NEURONAL GLYCOPROTEIN M6a INDUCES FILOPODIA FORMATION VIA ASSOCIATION WITH CHOLESTEROL-RICH LIPID RAFTS

SCORTICATI, C; FORMOSO, K; FRASCH, AC.

JOURNAL OF NEUROCHEMISTRY

WILEY-BLACKWELL PUBLISHING, INC

Año: 2011 vol. 119 p. 521 - 531

0022-3042

A neuronal integral membrane glycoprotein M6a has been suggested to be involved in a number of biological processes, including neuronal remodeling and differentiation, trafficking of mu-opioid receptors, and Ca(2+) transportation. Moreover, pathological situations such as chronic stress in animals and depression in humans have been associated with alterations in M6a sequence and expression. The mechanism of action of M6a is essentially unknown. In this work, we analyze the relevance of M6a distribution in plasma membrane, namely its lipid microdomain targeting, for its biological function in filopodia formation.
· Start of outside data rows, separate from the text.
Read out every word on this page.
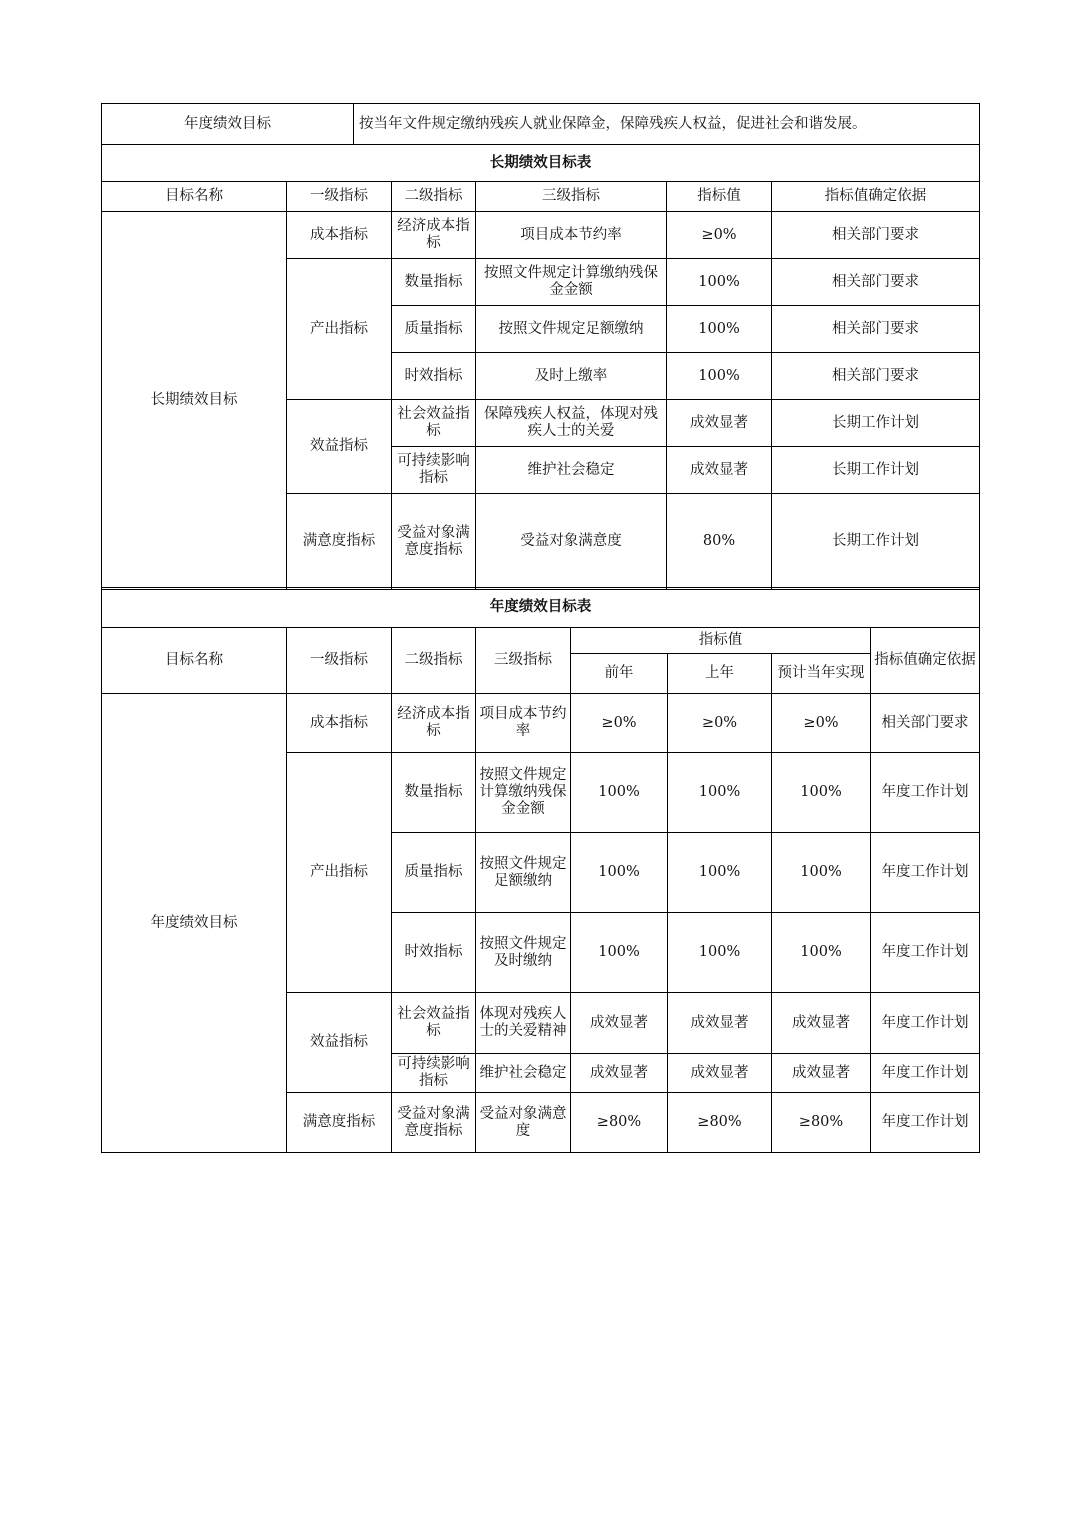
年度绩效目标	按当年文件规定缴纳残疾人就业保障金，保障残疾人权益，促进社会和谐发展。
长期绩效目标表					
目标名称	一级指标	二级指标	三级指标	指标值	指标值确定依据
长期绩效目标	成本指标	经济成本指标	项目成本节约率	≥0%	相关部门要求
	产出指标	数量指标	按照文件规定计算缴纳残保金金额	100%	相关部门要求
		质量指标	按照文件规定足额缴纳	100%	相关部门要求
		时效指标	及时上缴率	100%	相关部门要求
	效益指标	社会效益指标	保障残疾人权益，体现对残疾人士的关爱	成效显著	长期工作计划
		可持续影响指标	维护社会稳定	成效显著	长期工作计划
	满意度指标	受益对象满意度指标	受益对象满意度	80%	长期工作计划
年度绩效目标表							
目标名称	一级指标	二级指标	三级指标	指标值			指标值确定依据
				前年	上年	预计当年实现	
年度绩效目标	成本指标	经济成本指标	项目成本节约率	≥0%	≥0%	≥0%	相关部门要求
	产出指标	数量指标	按照文件规定计算缴纳残保金金额	100%	100%	100%	年度工作计划
		质量指标	按照文件规定足额缴纳	100%	100%	100%	年度工作计划
		时效指标	按照文件规定及时缴纳	100%	100%	100%	年度工作计划
	效益指标	社会效益指标	体现对残疾人士的关爱精神	成效显著	成效显著	成效显著	年度工作计划
		可持续影响指标	维护社会稳定	成效显著	成效显著	成效显著	年度工作计划
	满意度指标	受益对象满意度指标	受益对象满意度	≥80%	≥80%	≥80%	年度工作计划
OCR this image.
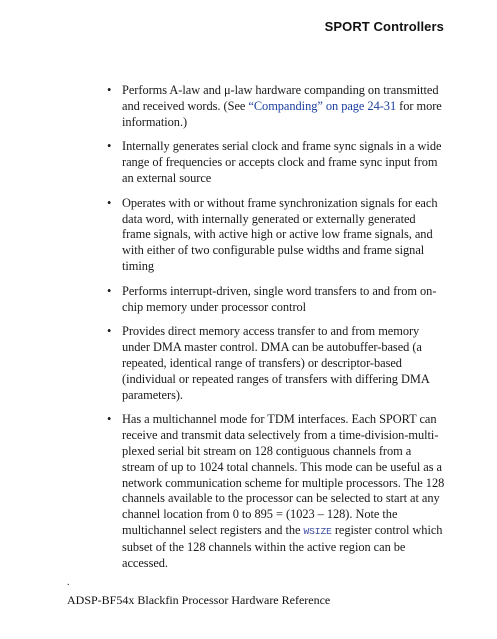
SPORT Controllers
• Performs A-law and μ-law hardware companding on transmitted and received words. (See “Companding” on page 24-31 for more information.)
• Internally generates serial clock and frame sync signals in a wide range of frequencies or accepts clock and frame sync input from an external source
• Operates with or without frame synchronization signals for each data word, with internally generated or externally generated frame signals, with active high or active low frame signals, and with either of two configurable pulse widths and frame signal timing
• Performs interrupt-driven, single word transfers to and from on-chip memory under processor control
• Provides direct memory access transfer to and from memory under DMA master control. DMA can be autobuffer-based (a repeated, identical range of transfers) or descriptor-based (individual or repeated ranges of transfers with differing DMA parameters).
• Has a multichannel mode for TDM interfaces. Each SPORT can receive and transmit data selectively from a time-division-multi-plexed serial bit stream on 128 contiguous channels from a stream of up to 1024 total channels. This mode can be useful as a network communication scheme for multiple processors. The 128 channels available to the processor can be selected to start at any channel location from 0 to 895 = (1023 – 128). Note the multichannel select registers and the WSIZE register control which subset of the 128 channels within the active region can be accessed.
.
ADSP-BF54x Blackfin Processor Hardware Reference
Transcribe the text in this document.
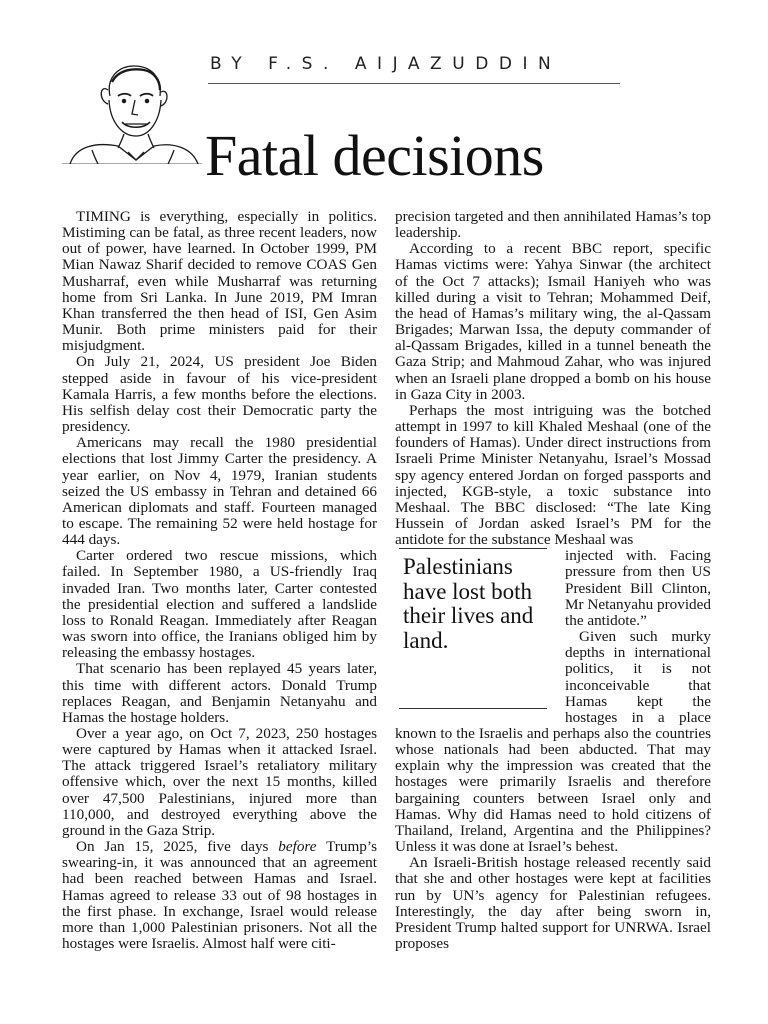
BY F.S. AIJAZUDDIN
Fatal decisions

TIMING is everything, especially in politics. Mistiming can be fatal, as three recent leaders, now out of power, have learned. In October 1999, PM Mian Nawaz Sharif decided to remove COAS Gen Musharraf, even while Musharraf was returning home from Sri Lanka. In June 2019, PM Imran Khan transferred the then head of ISI, Gen Asim Munir. Both prime ministers paid for their misjudgment.

On July 21, 2024, US president Joe Biden stepped aside in favour of his vice-president Kamala Harris, a few months before the elections. His selfish delay cost their Democratic party the presidency.

Americans may recall the 1980 presidential elections that lost Jimmy Carter the presidency. A year earlier, on Nov 4, 1979, Iranian students seized the US embassy in Tehran and detained 66 American diplomats and staff. Fourteen managed to escape. The remaining 52 were held hostage for 444 days.

Carter ordered two rescue missions, which failed. In September 1980, a US-friendly Iraq invaded Iran. Two months later, Carter contested the presidential election and suffered a landslide loss to Ronald Reagan. Immediately after Reagan was sworn into office, the Iranians obliged him by releasing the embassy hostages.

That scenario has been replayed 45 years later, this time with different actors. Donald Trump replaces Reagan, and Benjamin Netanyahu and Hamas the hostage holders.

Over a year ago, on Oct 7, 2023, 250 hostages were captured by Hamas when it attacked Israel. The attack triggered Israel’s retaliatory military offensive which, over the next 15 months, killed over 47,500 Palestinians, injured more than 110,000, and destroyed everything above the ground in the Gaza Strip.

On Jan 15, 2025, five days before Trump’s swearing-in, it was announced that an agreement had been reached between Hamas and Israel. Hamas agreed to release 33 out of 98 hostages in the first phase. In exchange, Israel would release more than 1,000 Palestinian prisoners. Not all the hostages were Israelis. Almost half were citi-

precision targeted and then annihilated Hamas’s top leadership.

According to a recent BBC report, specific Hamas victims were: Yahya Sinwar (the architect of the Oct 7 attacks); Ismail Haniyeh who was killed during a visit to Tehran; Mohammed Deif, the head of Hamas’s military wing, the al-Qassam Brigades; Marwan Issa, the deputy commander of al-Qassam Brigades, killed in a tunnel beneath the Gaza Strip; and Mahmoud Zahar, who was injured when an Israeli plane dropped a bomb on his house in Gaza City in 2003.

Perhaps the most intriguing was the botched attempt in 1997 to kill Khaled Meshaal (one of the founders of Hamas). Under direct instructions from Israeli Prime Minister Netanyahu, Israel’s Mossad spy agency entered Jordan on forged passports and injected, KGB-style, a toxic substance into Meshaal. The BBC disclosed: “The late King Hussein of Jordan asked Israel’s PM for the antidote for the substance Meshaal was

Palestinians have lost both their lives and land.

injected with. Facing pressure from then US President Bill Clinton, Mr Netanyahu provided the antidote.”

Given such murky depths in international politics, it is not inconceivable that Hamas kept the hostages in a place known to the Israelis and perhaps also the countries whose nationals had been abducted. That may explain why the impression was created that the hostages were primarily Israelis and therefore bargaining counters between Israel only and Hamas. Why did Hamas need to hold citizens of Thailand, Ireland, Argentina and the Philippines? Unless it was done at Israel’s behest.

An Israeli-British hostage released recently said that she and other hostages were kept at facilities run by UN’s agency for Palestinian refugees. Interestingly, the day after being sworn in, President Trump halted support for UNRWA. Israel proposes
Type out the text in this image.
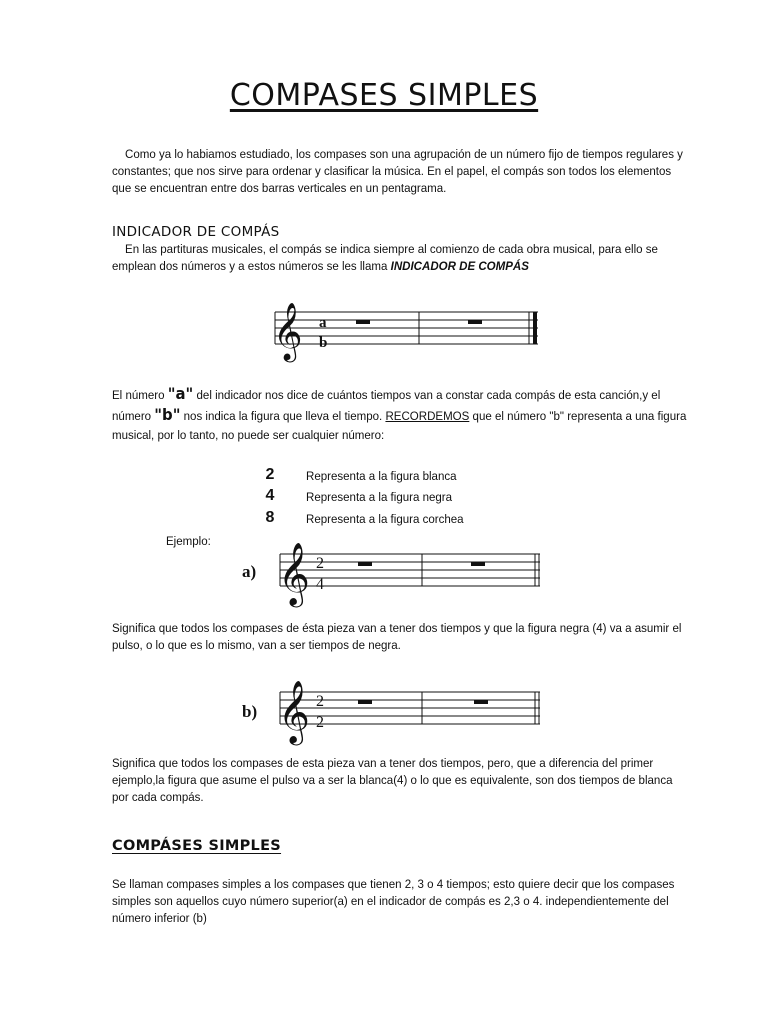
COMPASES SIMPLES
Como ya lo habiamos estudiado, los compases son una agrupación de un número fijo de tiempos regulares y constantes; que nos sirve para ordenar y clasificar la música. En el papel, el compás son todos los elementos que se encuentran entre dos barras verticales en un pentagrama.
INDICADOR DE COMPÁS
En las partituras musicales, el compás se indica siempre al comienzo de cada obra musical, para ello se emplean dos números y a estos números se les llama INDICADOR DE COMPÁS
𝄞 a
b
El número "a" del indicador nos dice de cuántos tiempos van a constar cada compás de esta canción,y el número "b" nos indica la figura que lleva el tiempo. RECORDEMOS que el número "b" representa a una figura musical, por lo tanto, no puede ser cualquier número:
2	Representa a la figura blanca
4	Representa a la figura negra
8	Representa a la figura corchea
Ejemplo:
a) 𝄞 2
4
Significa que todos los compases de ésta pieza van a tener dos tiempos y que la figura negra (4) va a asumir el pulso, o lo que es lo mismo, van a ser tiempos de negra.
b) 𝄞 2
2
Significa que todos los compases de esta pieza van a tener dos tiempos, pero, que a diferencia del primer ejemplo,la figura que asume el pulso va a ser la blanca(4) o lo que es equivalente, son dos tiempos de blanca por cada compás.
COMPÁSES SIMPLES
Se llaman compases simples a los compases que tienen 2, 3 o 4 tiempos; esto quiere decir que los compases simples son aquellos cuyo número superior(a) en el indicador de compás es 2,3 o 4. independientemente del número inferior (b)
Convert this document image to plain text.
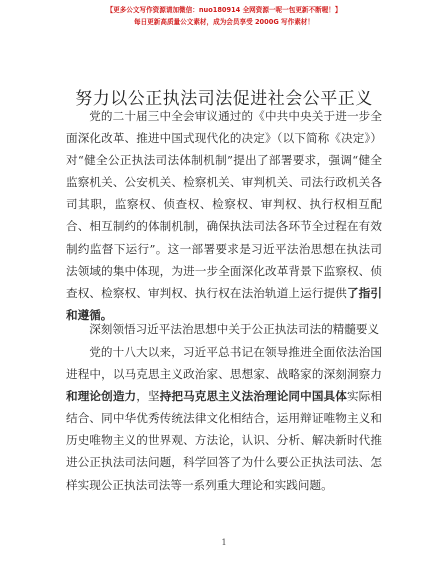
【更多公文写作资源请加微信：nuo180914 全网资源一呢一包更新不断喔！】
每日更新高质量公文素材，成为会员享受 2000G 写作素材！
努力以公正执法司法促进社会公平正义

党的二十届三中全会审议通过的《中共中央关于进一步全面深化改革、推进中国式现代化的决定》（以下简称《决定》）对“健全公正执法司法体制机制”提出了部署要求，强调“健全监察机关、公安机关、检察机关、审判机关、司法行政机关各司其职，监察权、侦查权、检察权、审判权、执行权相互配合、相互制约的体制机制，确保执法司法各环节全过程在有效制约监督下运行”。这一部署要求是习近平法治思想在执法司法领域的集中体现，为进一步全面深化改革背景下监察权、侦查权、检察权、审判权、执行权在法治轨道上运行提供了指引和遵循。

深刻领悟习近平法治思想中关于公正执法司法的精髓要义

党的十八大以来，习近平总书记在领导推进全面依法治国进程中，以马克思主义政治家、思想家、战略家的深刻洞察力和理论创造力，坚持把马克思主义法治理论同中国具体实际相结合、同中华优秀传统法律文化相结合，运用辩证唯物主义和历史唯物主义的世界观、方法论，认识、分析、解决新时代推进公正执法司法问题，科学回答了为什么要公正执法司法、怎样实现公正执法司法等一系列重大理论和实践问题。

1
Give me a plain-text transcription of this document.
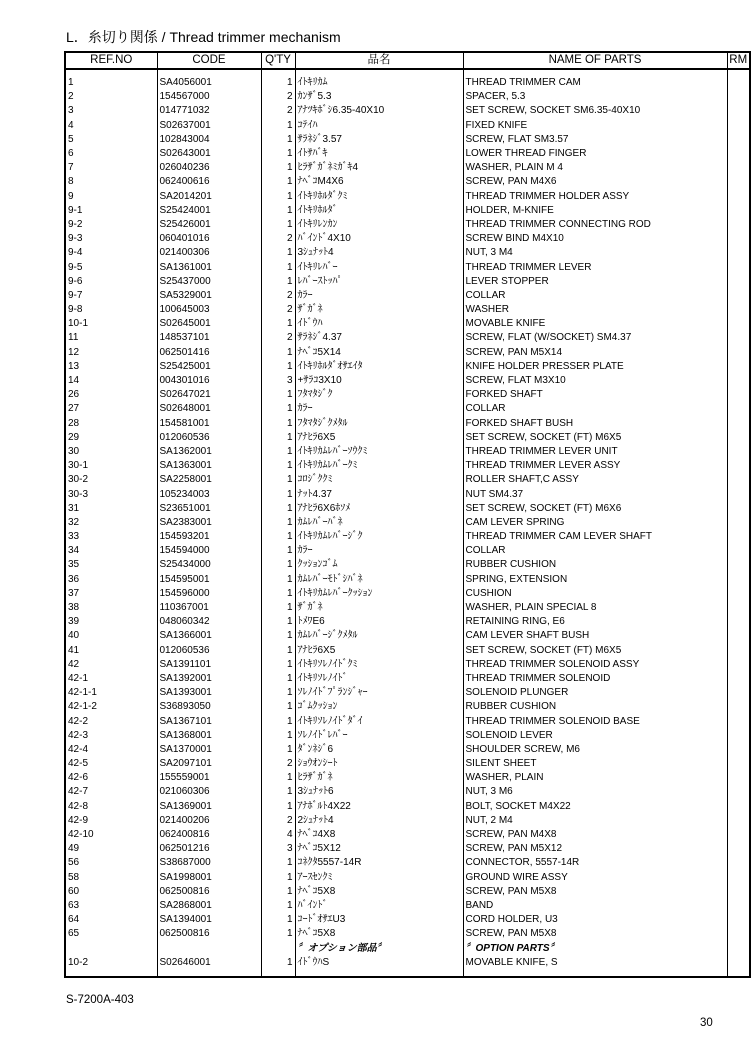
L．糸切り関係 / Thread trimmer mechanism
REF.NO	CODE	Q'TY	品名	NAME OF PARTS	RM

1	SA4056001	1	ｲﾄｷﾘｶﾑ	THREAD TRIMMER CAM	
2	154567000	2	ｶﾝｻﾞ5.3	SPACER, 5.3	
3	014771032	2	ｱﾅﾂｷﾎﾞｼ6.35-40X10	SET SCREW, SOCKET SM6.35-40X10	
4	S02637001	1	ｺﾃｲﾊ	FIXED KNIFE	
5	102843004	1	ｻﾗﾈｼﾞ3.57	SCREW, FLAT SM3.57	
6	S02643001	1	ｲﾄｻﾊﾞｷ	LOWER THREAD FINGER	
7	026040236	1	ﾋﾗｻﾞｶﾞﾈﾐｶﾞｷ4	WASHER, PLAIN M 4	
8	062400616	1	ﾅﾍﾞｺM4X6	SCREW, PAN M4X6	
9	SA2014201	1	ｲﾄｷﾘﾎﾙﾀﾞｸﾐ	THREAD TRIMMER HOLDER ASSY	
9-1	S25424001	1	ｲﾄｷﾘﾎﾙﾀﾞ	HOLDER, M-KNIFE	
9-2	S25426001	1	ｲﾄｷﾘﾚﾝｶﾝ	THREAD TRIMMER CONNECTING ROD	
9-3	060401016	2	ﾊﾞｲﾝﾄﾞ4X10	SCREW BIND M4X10	
9-4	021400306	1	3ｼｭﾅｯﾄ4	NUT, 3 M4	
9-5	SA1361001	1	ｲﾄｷﾘﾚﾊﾞｰ	THREAD TRIMMER LEVER	
9-6	S25437000	1	ﾚﾊﾞｰｽﾄｯﾊﾟ	LEVER STOPPER	
9-7	SA5329001	2	ｶﾗｰ	COLLAR	
9-8	100645003	2	ｻﾞｶﾞﾈ	WASHER	
10-1	S02645001	1	ｲﾄﾞｳﾊ	MOVABLE KNIFE	
11	148537101	2	ｻﾗﾈｼﾞ4.37	SCREW, FLAT (W/SOCKET) SM4.37	
12	062501416	1	ﾅﾍﾞｺ5X14	SCREW, PAN M5X14	
13	S25425001	1	ｲﾄｷﾘﾎﾙﾀﾞｵｻｴｲﾀ	KNIFE HOLDER PRESSER PLATE	
14	004301016	3	+ｻﾗｺ3X10	SCREW, FLAT M3X10	
26	S02647021	1	ﾌﾀﾏﾀｼﾞｸ	FORKED SHAFT	
27	S02648001	1	ｶﾗｰ	COLLAR	
28	154581001	1	ﾌﾀﾏﾀｼﾞｸﾒﾀﾙ	FORKED SHAFT BUSH	
29	012060536	1	ｱﾅﾋﾗ6X5	SET SCREW, SOCKET (FT) M6X5	
30	SA1362001	1	ｲﾄｷﾘｶﾑﾚﾊﾞｰｿｳｸﾐ	THREAD TRIMMER LEVER UNIT	
30-1	SA1363001	1	ｲﾄｷﾘｶﾑﾚﾊﾞｰｸﾐ	THREAD TRIMMER LEVER ASSY	
30-2	SA2258001	1	ｺﾛｼﾞｸｸﾐ	ROLLER SHAFT,C ASSY	
30-3	105234003	1	ﾅｯﾄ4.37	NUT SM4.37	
31	S23651001	1	ｱﾅﾋﾗ6X6ﾎｿﾒ	SET SCREW, SOCKET (FT) M6X6	
32	SA2383001	1	ｶﾑﾚﾊﾞｰﾊﾞﾈ	CAM LEVER SPRING	
33	154593201	1	ｲﾄｷﾘｶﾑﾚﾊﾞｰｼﾞｸ	THREAD TRIMMER CAM LEVER SHAFT	
34	154594000	1	ｶﾗｰ	COLLAR	
35	S25434000	1	ｸｯｼｮﾝｺﾞﾑ	RUBBER CUSHION	
36	154595001	1	ｶﾑﾚﾊﾞｰﾓﾄﾞｼﾊﾞﾈ	SPRING, EXTENSION	
37	154596000	1	ｲﾄｷﾘｶﾑﾚﾊﾞｰｸｯｼｮﾝ	CUSHION	
38	110367001	1	ｻﾞｶﾞﾈ	WASHER, PLAIN SPECIAL 8	
39	048060342	1	ﾄﾒﾜE6	RETAINING RING, E6	
40	SA1366001	1	ｶﾑﾚﾊﾞｰｼﾞｸﾒﾀﾙ	CAM LEVER SHAFT BUSH	
41	012060536	1	ｱﾅﾋﾗ6X5	SET SCREW, SOCKET (FT) M6X5	
42	SA1391101	1	ｲﾄｷﾘｿﾚﾉｲﾄﾞｸﾐ	THREAD TRIMMER SOLENOID ASSY	
42-1	SA1392001	1	ｲﾄｷﾘｿﾚﾉｲﾄﾞ	THREAD TRIMMER SOLENOID	
42-1-1	SA1393001	1	ｿﾚﾉｲﾄﾞﾌﾟﾗﾝｼﾞｬｰ	SOLENOID PLUNGER	
42-1-2	S36893050	1	ｺﾞﾑｸｯｼｮﾝ	RUBBER CUSHION	
42-2	SA1367101	1	ｲﾄｷﾘｿﾚﾉｲﾄﾞﾀﾞｲ	THREAD TRIMMER SOLENOID BASE	
42-3	SA1368001	1	ｿﾚﾉｲﾄﾞﾚﾊﾞｰ	SOLENOID LEVER	
42-4	SA1370001	1	ﾀﾞﾝﾈｼﾞ6	SHOULDER SCREW, M6	
42-5	SA2097101	2	ｼｮｳｵﾝｼｰﾄ	SILENT SHEET	
42-6	155559001	1	ﾋﾗｻﾞｶﾞﾈ	WASHER, PLAIN	
42-7	021060306	1	3ｼｭﾅｯﾄ6	NUT, 3 M6	
42-8	SA1369001	1	ｱﾅﾎﾞﾙﾄ4X22	BOLT, SOCKET M4X22	
42-9	021400206	2	2ｼｭﾅｯﾄ4	NUT, 2 M4	
42-10	062400816	4	ﾅﾍﾞｺ4X8	SCREW, PAN M4X8	
49	062501216	3	ﾅﾍﾞｺ5X12	SCREW, PAN M5X12	
56	S38687000	1	ｺﾈｸﾀ5557-14R	CONNECTOR, 5557-14R	
58	SA1998001	1	ｱｰｽｾﾝｸﾐ	GROUND WIRE ASSY	
60	062500816	1	ﾅﾍﾞｺ5X8	SCREW, PAN M5X8	
63	SA2868001	1	ﾊﾞｲﾝﾄﾞ	BAND	
64	SA1394001	1	ｺｰﾄﾞｵｻｴU3	CORD HOLDER, U3	
65	062500816	1	ﾅﾍﾞｺ5X8	SCREW, PAN M5X8	
			〞オプション部品〞	〞OPTION PARTS〞	
10-2	S02646001	1	ｲﾄﾞｳﾊS	MOVABLE KNIFE, S	

S-7200A-403
30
We demonstrate that M6a is localized in membrane microdomains compatible with lipid rafts in cultured rat hippocampal neurons. Removal of cholesterol from neuronal membranes with methyl-â-cyclodextrin decreases M6a-induced filopodia formation, an effect that is reversed by the addition of cholesterol. Inhibition of Src kinases and mitogen-activated protein kinase (MAPK) prevents filopodia formation in M6a-overexpressing neurons. Src-deficient SYF cells overexpressing M6a fail to promote filopodia formation. Taken together, our findings reveal that the association of M6a with lipid rafts is important for its role in filopodia formation and Src and MAPK kinases participate in M6a signal propagation.